Defending the utterly defensible

The Supreme Court will establish when and how employers can use race-based policies this term. Satvinder Juss reports. Dr Satvinder Juss is a Harkness Fellow working in Washington DC and a Human Rights Fellow at Harvard Law School.

“Affirmative action” remains a much neglected social policy in Britain. It grants judges in the US the power to remedy unlawful discrimination and requires a federal government contractor to benefit under-represented minority or women workers.

There are three types of affirmative action programmes:

Needs-based programmes, which target inner-city areas. Groups that are disproportionately in need benefit disproportionately from them. A similar policy was advocated in Britain after the inner-city rioting of the early 1980s.

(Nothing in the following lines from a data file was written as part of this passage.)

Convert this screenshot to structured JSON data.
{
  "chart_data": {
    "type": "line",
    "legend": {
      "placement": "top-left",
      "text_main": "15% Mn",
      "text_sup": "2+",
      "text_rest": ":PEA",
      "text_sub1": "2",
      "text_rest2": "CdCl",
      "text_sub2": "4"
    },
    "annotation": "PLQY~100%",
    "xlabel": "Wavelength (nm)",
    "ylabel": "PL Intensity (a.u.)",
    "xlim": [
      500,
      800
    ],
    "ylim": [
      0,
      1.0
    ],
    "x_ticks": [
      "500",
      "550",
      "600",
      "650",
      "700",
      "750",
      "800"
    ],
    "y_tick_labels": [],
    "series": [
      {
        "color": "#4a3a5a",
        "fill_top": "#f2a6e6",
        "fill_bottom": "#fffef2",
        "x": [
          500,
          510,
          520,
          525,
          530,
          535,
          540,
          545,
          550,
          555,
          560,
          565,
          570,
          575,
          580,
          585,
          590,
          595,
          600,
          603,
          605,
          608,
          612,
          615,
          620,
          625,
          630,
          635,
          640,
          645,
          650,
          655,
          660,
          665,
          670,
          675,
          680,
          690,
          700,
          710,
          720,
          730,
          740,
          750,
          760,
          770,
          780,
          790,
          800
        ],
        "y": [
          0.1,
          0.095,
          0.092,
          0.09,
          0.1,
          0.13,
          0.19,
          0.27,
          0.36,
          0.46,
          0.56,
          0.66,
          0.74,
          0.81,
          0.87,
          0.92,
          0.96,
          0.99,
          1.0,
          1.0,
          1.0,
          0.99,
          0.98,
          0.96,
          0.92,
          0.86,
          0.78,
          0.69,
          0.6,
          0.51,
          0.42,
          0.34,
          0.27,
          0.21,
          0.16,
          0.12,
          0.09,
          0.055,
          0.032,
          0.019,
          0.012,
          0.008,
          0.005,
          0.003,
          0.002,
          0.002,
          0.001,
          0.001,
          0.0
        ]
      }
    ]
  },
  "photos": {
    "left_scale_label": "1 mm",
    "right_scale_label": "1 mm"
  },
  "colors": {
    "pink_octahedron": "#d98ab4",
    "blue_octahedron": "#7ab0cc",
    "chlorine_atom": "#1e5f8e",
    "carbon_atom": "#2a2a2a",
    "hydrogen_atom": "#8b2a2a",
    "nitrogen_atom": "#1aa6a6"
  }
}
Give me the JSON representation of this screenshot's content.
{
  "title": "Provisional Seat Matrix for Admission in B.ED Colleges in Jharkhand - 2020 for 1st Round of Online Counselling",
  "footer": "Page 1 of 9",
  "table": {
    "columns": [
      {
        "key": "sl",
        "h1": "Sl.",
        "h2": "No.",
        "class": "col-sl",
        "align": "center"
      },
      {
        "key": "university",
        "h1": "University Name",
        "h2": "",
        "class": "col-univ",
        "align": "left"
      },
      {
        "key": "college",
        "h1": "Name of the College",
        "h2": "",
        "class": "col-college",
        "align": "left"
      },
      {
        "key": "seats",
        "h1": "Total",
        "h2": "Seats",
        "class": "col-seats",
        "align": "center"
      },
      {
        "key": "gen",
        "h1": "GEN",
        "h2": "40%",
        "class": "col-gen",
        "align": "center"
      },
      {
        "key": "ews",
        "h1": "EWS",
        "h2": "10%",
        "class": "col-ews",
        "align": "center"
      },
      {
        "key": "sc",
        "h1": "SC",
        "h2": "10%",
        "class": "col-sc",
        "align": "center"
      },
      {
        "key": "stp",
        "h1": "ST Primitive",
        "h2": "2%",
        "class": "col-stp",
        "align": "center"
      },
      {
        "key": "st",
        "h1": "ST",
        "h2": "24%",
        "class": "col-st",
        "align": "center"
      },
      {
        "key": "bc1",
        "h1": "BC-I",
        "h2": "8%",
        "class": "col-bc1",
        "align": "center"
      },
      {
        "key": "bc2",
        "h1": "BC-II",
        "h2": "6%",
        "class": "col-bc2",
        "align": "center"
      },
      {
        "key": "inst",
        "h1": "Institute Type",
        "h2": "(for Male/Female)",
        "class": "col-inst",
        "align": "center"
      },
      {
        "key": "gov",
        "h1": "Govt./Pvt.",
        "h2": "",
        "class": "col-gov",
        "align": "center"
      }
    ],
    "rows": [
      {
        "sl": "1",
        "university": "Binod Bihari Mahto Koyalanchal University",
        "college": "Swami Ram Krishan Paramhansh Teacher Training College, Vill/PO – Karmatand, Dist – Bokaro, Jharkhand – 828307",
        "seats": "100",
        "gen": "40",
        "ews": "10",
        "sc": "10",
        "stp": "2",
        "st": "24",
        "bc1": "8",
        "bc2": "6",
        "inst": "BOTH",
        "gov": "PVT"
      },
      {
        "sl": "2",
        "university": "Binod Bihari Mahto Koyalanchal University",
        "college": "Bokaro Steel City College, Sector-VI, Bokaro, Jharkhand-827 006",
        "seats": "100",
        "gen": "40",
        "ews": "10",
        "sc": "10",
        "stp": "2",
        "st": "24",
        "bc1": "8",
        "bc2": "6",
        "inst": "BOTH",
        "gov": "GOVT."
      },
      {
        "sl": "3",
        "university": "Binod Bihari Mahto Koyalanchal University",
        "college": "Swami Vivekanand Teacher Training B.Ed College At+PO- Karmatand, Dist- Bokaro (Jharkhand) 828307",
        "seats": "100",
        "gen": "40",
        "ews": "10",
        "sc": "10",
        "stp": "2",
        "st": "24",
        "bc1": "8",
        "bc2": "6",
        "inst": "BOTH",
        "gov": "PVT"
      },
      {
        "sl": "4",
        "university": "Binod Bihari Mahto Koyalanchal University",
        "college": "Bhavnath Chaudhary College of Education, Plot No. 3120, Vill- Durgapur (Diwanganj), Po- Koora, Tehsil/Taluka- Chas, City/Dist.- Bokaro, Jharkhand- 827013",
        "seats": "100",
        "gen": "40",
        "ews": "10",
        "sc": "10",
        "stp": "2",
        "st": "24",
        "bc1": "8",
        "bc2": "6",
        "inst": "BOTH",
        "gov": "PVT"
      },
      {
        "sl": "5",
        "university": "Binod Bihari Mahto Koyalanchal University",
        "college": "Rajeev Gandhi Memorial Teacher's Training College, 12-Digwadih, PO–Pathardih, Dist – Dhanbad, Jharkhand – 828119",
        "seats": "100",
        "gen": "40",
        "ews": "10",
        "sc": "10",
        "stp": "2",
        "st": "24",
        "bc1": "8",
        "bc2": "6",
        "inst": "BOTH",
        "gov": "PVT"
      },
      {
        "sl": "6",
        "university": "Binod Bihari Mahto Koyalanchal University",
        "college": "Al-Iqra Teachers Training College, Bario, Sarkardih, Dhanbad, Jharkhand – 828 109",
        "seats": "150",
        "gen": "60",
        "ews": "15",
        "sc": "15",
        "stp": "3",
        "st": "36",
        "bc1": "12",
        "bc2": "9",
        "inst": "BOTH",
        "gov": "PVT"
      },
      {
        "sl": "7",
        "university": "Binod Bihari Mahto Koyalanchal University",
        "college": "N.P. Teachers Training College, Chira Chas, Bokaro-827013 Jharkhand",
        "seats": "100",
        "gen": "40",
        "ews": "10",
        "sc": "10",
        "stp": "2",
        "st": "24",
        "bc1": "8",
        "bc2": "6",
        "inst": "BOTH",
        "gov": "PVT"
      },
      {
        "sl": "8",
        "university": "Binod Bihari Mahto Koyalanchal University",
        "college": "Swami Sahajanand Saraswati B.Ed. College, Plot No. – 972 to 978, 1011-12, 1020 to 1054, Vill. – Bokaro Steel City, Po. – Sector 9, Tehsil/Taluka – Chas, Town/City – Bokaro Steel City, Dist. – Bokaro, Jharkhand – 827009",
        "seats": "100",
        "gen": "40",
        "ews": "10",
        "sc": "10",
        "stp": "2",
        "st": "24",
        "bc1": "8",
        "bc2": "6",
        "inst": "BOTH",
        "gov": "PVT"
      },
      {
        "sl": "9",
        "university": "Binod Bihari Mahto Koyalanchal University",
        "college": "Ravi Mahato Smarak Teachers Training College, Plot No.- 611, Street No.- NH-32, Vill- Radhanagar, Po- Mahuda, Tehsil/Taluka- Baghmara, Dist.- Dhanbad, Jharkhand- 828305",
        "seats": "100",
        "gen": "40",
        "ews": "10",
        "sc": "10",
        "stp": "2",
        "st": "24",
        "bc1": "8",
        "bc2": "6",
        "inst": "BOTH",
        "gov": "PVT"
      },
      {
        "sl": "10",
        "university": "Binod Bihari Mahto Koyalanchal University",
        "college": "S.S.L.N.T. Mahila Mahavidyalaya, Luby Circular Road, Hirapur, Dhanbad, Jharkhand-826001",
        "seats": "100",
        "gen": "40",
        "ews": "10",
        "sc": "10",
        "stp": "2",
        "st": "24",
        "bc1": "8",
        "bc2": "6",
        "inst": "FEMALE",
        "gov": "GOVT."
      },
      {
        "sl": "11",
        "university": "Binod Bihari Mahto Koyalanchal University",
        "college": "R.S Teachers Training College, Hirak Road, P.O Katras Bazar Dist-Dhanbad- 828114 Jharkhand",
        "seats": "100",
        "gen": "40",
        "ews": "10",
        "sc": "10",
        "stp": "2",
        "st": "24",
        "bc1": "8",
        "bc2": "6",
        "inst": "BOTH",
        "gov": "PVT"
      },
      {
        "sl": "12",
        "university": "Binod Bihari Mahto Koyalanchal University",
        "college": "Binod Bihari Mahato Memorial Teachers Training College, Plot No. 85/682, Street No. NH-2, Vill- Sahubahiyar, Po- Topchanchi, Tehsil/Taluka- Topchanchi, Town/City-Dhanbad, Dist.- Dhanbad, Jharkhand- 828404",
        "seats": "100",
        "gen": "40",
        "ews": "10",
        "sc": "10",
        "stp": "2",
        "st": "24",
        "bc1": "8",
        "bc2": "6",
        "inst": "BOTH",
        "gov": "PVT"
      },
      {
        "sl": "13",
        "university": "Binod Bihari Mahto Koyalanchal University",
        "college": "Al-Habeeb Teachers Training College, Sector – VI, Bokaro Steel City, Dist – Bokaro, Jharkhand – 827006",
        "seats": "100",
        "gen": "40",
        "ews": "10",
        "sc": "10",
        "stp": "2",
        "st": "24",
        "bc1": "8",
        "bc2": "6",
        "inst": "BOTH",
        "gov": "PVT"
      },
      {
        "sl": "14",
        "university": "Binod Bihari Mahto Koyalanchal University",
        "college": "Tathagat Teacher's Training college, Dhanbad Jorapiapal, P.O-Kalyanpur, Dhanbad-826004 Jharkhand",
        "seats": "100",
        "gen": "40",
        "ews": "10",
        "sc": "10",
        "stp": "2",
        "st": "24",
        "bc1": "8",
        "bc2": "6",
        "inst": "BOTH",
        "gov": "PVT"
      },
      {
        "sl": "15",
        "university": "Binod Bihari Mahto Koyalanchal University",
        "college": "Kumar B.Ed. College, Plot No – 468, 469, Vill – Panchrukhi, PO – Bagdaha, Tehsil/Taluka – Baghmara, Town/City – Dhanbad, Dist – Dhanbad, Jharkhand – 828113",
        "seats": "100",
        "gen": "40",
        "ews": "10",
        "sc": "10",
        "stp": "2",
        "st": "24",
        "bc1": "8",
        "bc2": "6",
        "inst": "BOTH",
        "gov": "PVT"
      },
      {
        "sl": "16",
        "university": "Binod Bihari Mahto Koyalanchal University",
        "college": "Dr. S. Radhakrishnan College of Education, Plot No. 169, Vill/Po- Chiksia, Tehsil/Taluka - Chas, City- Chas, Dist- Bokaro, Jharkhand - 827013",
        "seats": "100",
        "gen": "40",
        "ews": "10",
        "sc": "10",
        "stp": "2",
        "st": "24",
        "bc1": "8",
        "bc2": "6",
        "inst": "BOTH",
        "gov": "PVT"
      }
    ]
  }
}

Outreach programmes, which target under-represented groups to attract qualified candidates. They bring employment opportunities to their attention and provide them with training. This model secures a level playing field for minority applicants, but it has not been effectively advocated in Britain. v Preferential treatment, which accords particular types of preferences for particular types of situations. All candidates may be equally well-qualified or the preferred candidate may be less well-qualified. This is the most controversial model and is largely unfamiliar in Britain.

The Supreme Court in the US will this term set a new standard for affirmative action in the workplace, and establish the circumstances under which employers can use race-based policies. Ironically, the case it will use is a “reverse discrimination” case.

In 1989, a New Jersey school board had to lay off some teachers in reverse order of seniority. The dismissals proceeded smoothly until the end of the selection process when the board was faced with the situation of dismissing one of two teachers that it had hired on the same day nine years before.

Sharon Taxman was white. Debra Williams was black. The board dismissed Taxman and preserved the job for a minority member. The school board had no history of past discrimination and, as such, an affirmative action plan adopted in 1975 was not remedial. However, it called for favouring minority applicants over whites “when candidates appear to be of equal qualification”.

The Federal Justice Department is in the unique position of having been on both sides of this litigation during the Bush and Clinton administrations. At stake are weighty questions of how to achieve diversity, pluralism and genuine equality of opportunity.

Is the board's action acceptable, as the Clinton Justice Department argued, in order to provide a role model for black children and keep at least one black teacher on an otherwise white faculty of the business department of the school, even though there were many black teachers in other departments? Or is it unfair, as the Bush lawyers thought, since the white teacher, though equally well-qualified, lost out because of her race? More importantly, is having a job different from wanting a job, and is being hired different from being fired?

Solicitor-General Walter Dellinger, contends that affirmative action can be justified both to remedy past discrimination and to promote racial diversity. In education, diversity can enrich academic experience. In policing, diversity in an integrated community can create better relationships.

However, the school never demonstrated what social goal would be achieved by having a diverse business education department. The lower court ruling was clear that the Civil Rights Act 1964 only allows race-based preferences to redress past discrimination. The Solicitor-General, therefore, concedes that Taxman's dismissal is indefensible for two reasons. First, the board had not formally justified its reasons for diversity at the departmental level; and second, because race-based lay offs, as opposed to hiring or promotion decisions, require strong justification.

The Supreme Court drew a distinction between hiring and laying off in a 1986 decision. Hiring a minority worker from a large pool of applicants is a defensible form of preferential treatment. Laying off a particular white person to preserve a black person's job infringes the white worker's rights. However, the Supreme Court has never ruled that affirmative action can only be used in the context of past discrimination.

Although gender-based affirmative action is now universally endorsed, race-based policies are curiously shunned. Yet, in education and policing, recruitment policies based on minority preferential-treatment are not only defensible, but a legitimate goal of social policy for a multi-racial society.